Facebook Twitter Appstore
Page d'accueil > Résultats de la recherche

§ France, Conseil d'État, Assemblee, 06 novembre 1968, 70283

Imprimer

Sens de l'arrêt : Rejet
Type d'affaire : Administrative
Type de recours : Plein contentieux

Numérotation :

Numéro d'arrêt : 70283
Numéro NOR : CETATEXT000007638312 ?
Identifiant URN:LEX : urn:lex;fr;conseil.etat;arret;1968-11-06;70283 ?

Analyses :

RJ1 - RJ2 ALGERIE - CONTENTIEUX - Compétence de la juridiction française - Période postérieure à l'indépendance [après le 1er juillet 1962] - Dommages causés aux biens des magistrats servant en Algérie au titre de la coopération - Application de l'ordonnance du 22 décembre 1958 et de l'ordonnance du 12 juillet 1962.

05-03, 37-04-02, 60-01-02-01 Les dispositions combinées de l'article 1er de l'ordonnance du 12 juillet 1962 et de l'article 11 de l'ordonnance du 22 décembre 1958 instituent au profit des magistrats en service en Algérie le droit de bénéficier de la garantie de l'Etat français et d'obtenir de ce dernier réparation du préjudice direct résultant des menaces ou attaques dont les intéressés ont pu être l'objet dans l'exercice ou à l'occasion de leurs fonctions en Algérie après le 1er juillet 1962, lorsque lesdits magistrats n'ont pu obtenir réparation des autorités algériennes sur le fondement des stipulations du protocole judiciaire franco-algérien du 28 août 1962, applicable à compter du 1er juillet 1962. Intéressés n'ayant pu obtenir des autorités algériennes la réparation des dommages causés à leurs biens fondés à demander cette réparation à l'Etat français dès lors qu'un lien de causalité est établi entre les fonctions exercées par eux en Algérie et le préjudice matériel subi [RJ1]. En l'espèce, absence de lien de causalité [RJ2].

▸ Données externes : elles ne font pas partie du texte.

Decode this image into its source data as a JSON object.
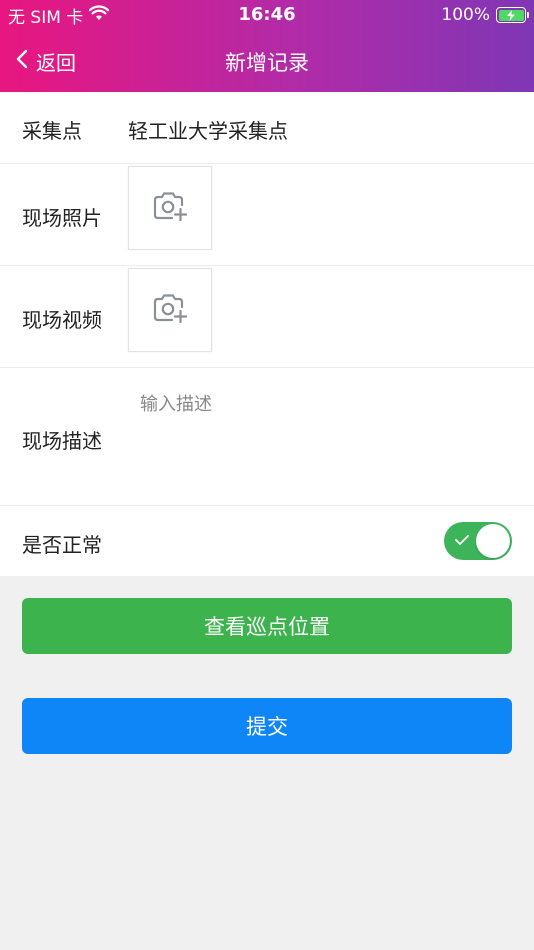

FONCTIONNAIRES ET AGENTS PUBLICS - CONTENTIEUX DE LA FONCTION PUBLIQUE - EFFETS DES ANNULATIONS - Responsabilité sans faute - Article 11 de l'Ordonnance du 22 décembre 1958 [statut de la magistrature] et de l'article 1er de l'Ordonnance du 12 juillet 1962 [situation des magistrats en service en Algérie].

36-13-02 Magistrats n'ayant pu obtenir des autorités algériennes réparation des dommages causés à leurs biens. Ils sont fondés à demander cette réparation à l'Etat français si un lien de causalité est établi entre les fonctions exercées par eux en Algérie et le préjudice matériel subi.

RJ1 JURIDICTIONS ADMINISTRATIVES ET JUDICIAIRES - MAGISTRATS ET AUXILIAIRES DE LA JUSTICE - MAGISTRATS DE L'ORDRE JUDICIAIRE - Réparation des préjudices résultant des menaces ou attaques dans l'exercice ou à l'occasion de l'exercice des fonctions en Algérie.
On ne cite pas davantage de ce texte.